Gail Kalinoski/Commercial Property Executive - A plan by Unibail-Rodamco SE—Europe’s largest listed commercial property company—to buy Australia’s Westfield Corp. for nearly $16 billion will create a global leader in flagship shopping destinations, but it may also be the beginning of more consolidation in the coming year.
“It made a lot of sense even though they paid a premium for it. Mall prices have been depressed but the flip side of that is now they have re-set the mall prices to a higher bar,” Jeff Green, a retail consultant, president & CEO of Jeff Green Partners in Phoenix, told Commercial Property Executive.
The deal, announced Tuesday and expected to close in the second quarter of 2018, would create a global company with a gross market value of $72.2 billion, that has 104 assets in 27 of the world’s most attractive retail markets. Stretching across 13 countries, the combined portfolio would feature flagship properties in cities such as London, Paris, Munich, Stockholm, Vienna, Madrid and Warsaw in Europe and Los Angeles, San Francisco and New York in the United States.
Westfield has interests in 35 shopping centers in the U.S. and London and total assets under management of $32 billion. Westfield Century City, a 1.3 million-square-foot upscale shopping center in Los Angeles, which reopened in October following a $1 billion makeover, and Westfield World Trade Center, a $1.4 billion mall with 365,000 square feet of shopping and dining options in Lower Manhattan that debuted in August 2016, are among the company’s premier U.S. assets.
“I believe Westfield is at their optimum value,” retail expert Michael Lagazo, vice president, SRS Real Estate Services in San Diego, told CPE. “My thought is they’re capturing as much appreciation as they can rather than anticipating sustained income growth from retail rents.”
Unibail-Rodamco has a presence in 11 EU countries and a portfolio of assets valued at €42.5 billion, including 69 shopping centers in major European cities and office buildings and convention centers in the Paris region. It has at €8.1 billion of projects in development, including the Mall of Europe in Brussels. The combined company would have a development pipeline of projects valued at €12.3 billion.
“The acquisition of Westfield is a natural extension of Unibail-Rodamco’s strategy of concentration, differentiation and innovation. It adds a number of new attractive retail markets in London and the wealthiest catchment areas in the United States,” Christophe Cuvillier, chairman of the Management Board & CEO of Unibail-Rodamco, said in a prepared statement.

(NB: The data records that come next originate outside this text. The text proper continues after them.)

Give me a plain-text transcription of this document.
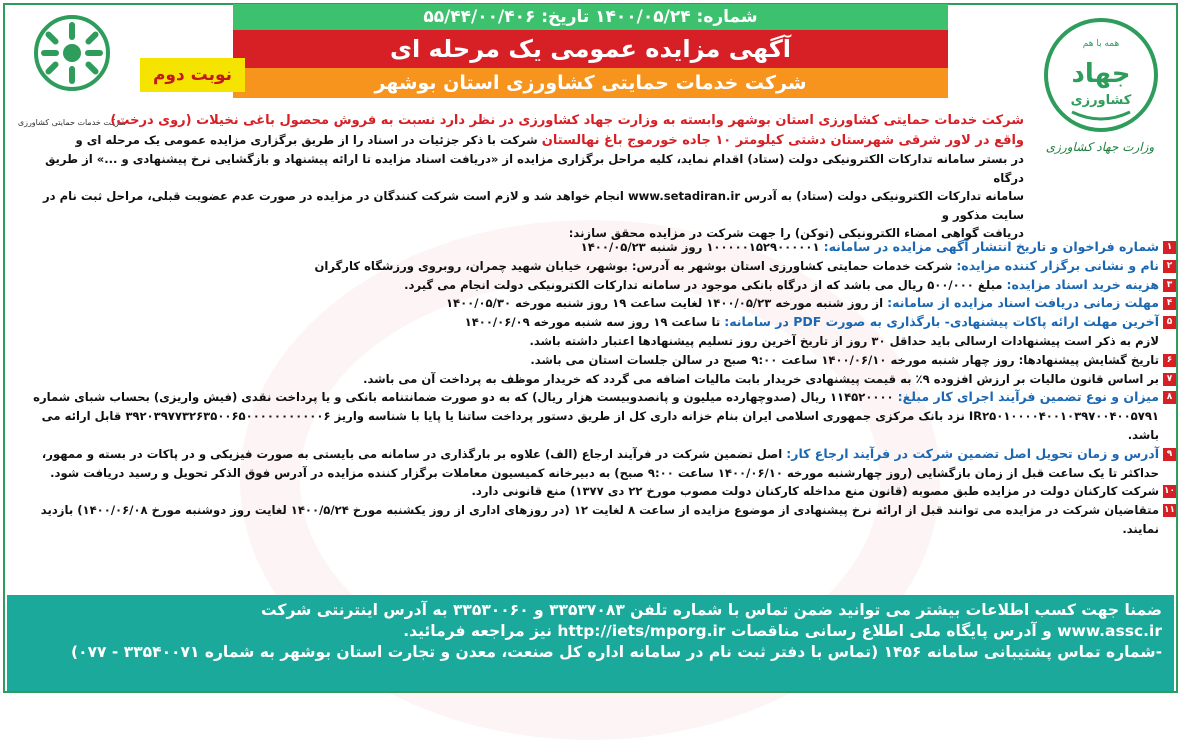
شماره: ۱۴۰۰/۰۵/۲۴ تاریخ: ۵۵/۴۴/۰۰/۴۰۶
آگهی مزایده عمومی یک مرحله ای
شرکت خدمات حمایتی کشاورزی استان بوشهر
نوبت دوم
شرکت خدمات حمایتی کشاورزی
همه با هم
جهاد
کشاورزی
وزارت جهاد کشاورزی

شرکت خدمات حمایتی کشاورزی استان بوشهر وابسته به وزارت جهاد کشاورزی در نظر دارد نسبت به فروش محصول باغی نخیلات (روی درخت)

واقع در لاور شرقی شهرستان دشتی کیلومتر ۱۰ جاده خورموج باغ نهالستان شرکت با ذکر جزئیات در اسناد را از طریق برگزاری مزایده عمومی یک مرحله ای و

در بستر سامانه تدارکات الکترونیکی دولت (ستاد) اقدام نماید، کلیه مراحل برگزاری مزایده از «دریافت اسناد مزایده تا ارائه پیشنهاد و بازگشایی نرخ پیشنهادی و ...» از طریق درگاه

سامانه تدارکات الکترونیکی دولت (ستاد) به آدرس www.setadiran.ir انجام خواهد شد و لازم است شرکت کنندگان در مزایده در صورت عدم عضویت قبلی، مراحل ثبت نام در سایت مذکور و

دریافت گواهی امضاء الکترونیکی (توکن) را جهت شرکت در مزایده محقق سازند:

۱
شماره فراخوان و تاریخ انتشار آگهی مزایده در سامانه: ۱۰۰۰۰۰۱۵۲۹۰۰۰۰۰۱ روز شنبه ۱۴۰۰/۰۵/۲۳
۲
نام و نشانی برگزار کننده مزایده: شرکت خدمات حمایتی کشاورزی استان بوشهر به آدرس: بوشهر، خیابان شهید چمران، روبروی ورزشگاه کارگران
۳
هزینه خرید اسناد مزایده: مبلغ ۵۰۰/۰۰۰ ریال می باشد که از درگاه بانکی موجود در سامانه تدارکات الکترونیکی دولت انجام می گیرد.
۴
مهلت زمانی دریافت اسناد مزایده از سامانه: از روز شنبه مورخه ۱۴۰۰/۰۵/۲۳ لغایت ساعت ۱۹ روز شنبه مورخه ۱۴۰۰/۰۵/۳۰
۵
آخرین مهلت ارائه پاکات پیشنهادی- بارگذاری به صورت PDF در سامانه: تا ساعت ۱۹ روز سه شنبه مورخه ۱۴۰۰/۰۶/۰۹
لازم به ذکر است پیشنهادات ارسالی باید حداقل ۳۰ روز از تاریخ آخرین روز تسلیم پیشنهادها اعتبار داشته باشد.
۶
تاریخ گشایش پیشنهادها: روز چهار شنبه مورخه ۱۴۰۰/۰۶/۱۰ ساعت ۹:۰۰ صبح در سالن جلسات استان می باشد.
۷
بر اساس قانون مالیات بر ارزش افزوده ۹٪ به قیمت پیشنهادی خریدار بابت مالیات اضافه می گردد که خریدار موظف به پرداخت آن می باشد.
۸
میزان و نوع تضمین فرآیند اجرای کار مبلغ: ۱۱۴۵۲۰۰۰۰ ریال (صدوچهارده میلیون و پانصدوبیست هزار ریال) که به دو صورت ضمانتنامه بانکی و یا پرداخت نقدی (فیش واریزی) بحساب شبای شماره
IR۲۵۰۱۰۰۰۰۴۰۰۱۰۳۹۷۰۰۴۰۰۵۷۹۱ نزد بانک مرکزی جمهوری اسلامی ایران بنام خزانه داری کل از طریق دستور پرداخت ساتنا یا پایا با شناسه واریز ۳۹۲۰۳۹۷۷۳۲۶۳۵۰۰۶۵۰۰۰۰۰۰۰۰۰۰۰۶ قابل ارائه می باشد.
۹
آدرس و زمان تحویل اصل تضمین شرکت در فرآیند ارجاع کار: اصل تضمین شرکت در فرآیند ارجاع (الف) علاوه بر بارگذاری در سامانه می بایستی به صورت فیزیکی و در پاکات در بسته و ممهور،
حداکثر تا یک ساعت قبل از زمان بازگشایی (روز چهارشنبه مورخه ۱۴۰۰/۰۶/۱۰ ساعت ۹:۰۰ صبح) به دبیرخانه کمیسیون معاملات برگزار کننده مزایده در آدرس فوق الذکر تحویل و رسید دریافت شود.
۱۰
شرکت کارکنان دولت در مزایده طبق مصوبه (قانون منع مداخله کارکنان دولت مصوب مورخ ۲۲ دی ۱۳۷۷) منع قانونی دارد.
۱۱
متقاضیان شرکت در مزایده می توانند قبل از ارائه نرخ پیشنهادی از موضوع مزایده از ساعت ۸ لغایت ۱۲ (در روزهای اداری از روز یکشنبه مورخ ۱۴۰۰/۵/۲۴ لغایت روز دوشنبه مورخ ۱۴۰۰/۰۶/۰۸) بازدید نمایند.

ضمنا جهت کسب اطلاعات بیشتر می توانید ضمن تماس با شماره تلفن ۳۳۵۳۷۰۸۳ و ۳۳۵۳۰۰۶۰ به آدرس اینترنتی شرکت

www.assc.ir و آدرس پایگاه ملی اطلاع رسانی مناقصات http://iets/mporg.ir نیز مراجعه فرمائید.

-شماره تماس پشتیبانی سامانه ۱۴۵۶ (تماس با دفتر ثبت نام در سامانه اداره کل صنعت، معدن و تجارت استان بوشهر به شماره ۳۳۵۴۰۰۷۱ - ۰۷۷)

Westfield was founded in 1959 by Frank Lowy in Australia and grew into one of the biggest owners and operators of shopping centers and malls in the world. Under the deal, the Lowy family would no longer run the company but would have a 2.8 percent stake in the combined entity.
Lowy said the deal is “a culmination of the strategic journey Westfield has been on since its 2014 restructure.”
The deal calls for Westfield shareholder to get a combination of cash and Unibail-Rodamco shares at a price of $7.55 per share, a 17.8 percent premium above Westfield’s closing price on Dec. 11. The transaction implies an enterprise value for Westfield of $24.7 billion.
“If you are the Lowys and are looking to exit the investment cycle, this would be it,” Lagazo said. “If I were part of the Lowy family, the best transaction would be to capture as much valuation as possible.
More Consolidation to Come?
In addition to selling non-core assets in recent years, Westfield has been one of the industry leaders in reshaping America’s malls and shopping centers into more experiential destinations featuring upscale dining, entertainment and shopping options. Still, the U.S. retail market is facing a wave of bankruptcies and store closings as brick and mortar outlets contend with the rising impact of online retailers.
Both Lagazo and Green said the acquisition of Westfield by Unibail-Rodamco is probably the harbinger of more consolidation next year. This deal was announced the same week it became public that Brookfield Property Partners offered GGP, Inc., offered $14.8 billion to buy the remaining portion of GGP that it doesn’t already own. The $23-per-share cash and stock offer was rejected in November by Chicago-based GGP, one of the largest owners and operators of U.S. shopping centers.
“They’ll get General Growth eventually. That was just the first volley,” Green said. “I don’t think anyone expected it to go on the first round and on the first bid and now that bid goes up. Now Brookfield is going to have to really sweeten their deal.”